The Sequester and Lessons About Health Spending Cuts

A post by Sarah Kliff on the Washington Post’s Wonkblog site is getting a lot of attention this morning.  She reported that cancer clinics across the country are turning away patients because sequester cuts.

Here’s the essence of this issue:  Most pharmaceuticals are covered by the Medicare Part D program.  That’s not the case with injectable drugs administered by a physician, such as those used for chemotherapy patients, which are covered under Medicare Part B.

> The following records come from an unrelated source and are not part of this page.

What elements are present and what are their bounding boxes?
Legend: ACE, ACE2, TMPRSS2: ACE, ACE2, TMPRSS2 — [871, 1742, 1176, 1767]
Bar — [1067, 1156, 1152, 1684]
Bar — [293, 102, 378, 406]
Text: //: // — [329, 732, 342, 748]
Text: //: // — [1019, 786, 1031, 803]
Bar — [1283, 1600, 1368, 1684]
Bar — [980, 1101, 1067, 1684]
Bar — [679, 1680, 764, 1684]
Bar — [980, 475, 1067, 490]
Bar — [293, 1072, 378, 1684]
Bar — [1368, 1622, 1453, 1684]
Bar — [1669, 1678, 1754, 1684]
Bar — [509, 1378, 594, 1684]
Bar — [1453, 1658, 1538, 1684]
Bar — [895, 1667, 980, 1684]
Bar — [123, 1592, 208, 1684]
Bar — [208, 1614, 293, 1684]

Physicians are reimbursed for these drugs at the average sales price plus six percent – the six percent add-on is there to cover the costs of acquisition, storage and administering the medicines.  For many physicians, particularly those in rural areas without the heavy patient volume to negotiate significant discounts, this reimbursement barely covers their costs, if it does at all.

So, when the sequester makes cuts in that Part B payment level, a story like Ms. Kliff’s results – that cancer centers aren’t seeing Medicare patients because the financial losses they would take on these drugs would force them out of business.

But, here’s the rub.  During congressional deliberations over budget reductions, cuts in Medicare Part B drug payments were proposed….well before the sequester went into effect.   Congress was, in fact, considering reducing the average sales price-plus-six percent payment level to ASP-plus-3%.

So, while the sequester cuts are hurting some patients, they are also providing an object lesson to policymakers.  We can’t make Medicare or our nation’s health system better by constantly chipping away at payments for healthcare goods and services.  Such cuts may help meet short-term budget targets, but the reduced access to critically-needed care is both unconscionable and counterproductive because of the increased acute care and hospitalizations that will eventually be required by sick patients.

It has been difficult for the White House and Congress to start serious negotiations on structural Medicare reform.  Wouldn’t it be far better, though, to focus on health-affirming ways to make Medicare more financially sustainable and cost-effective than to continue with the kind of reimbursement nibbling that results in severely ill patients being turned away by caregivers?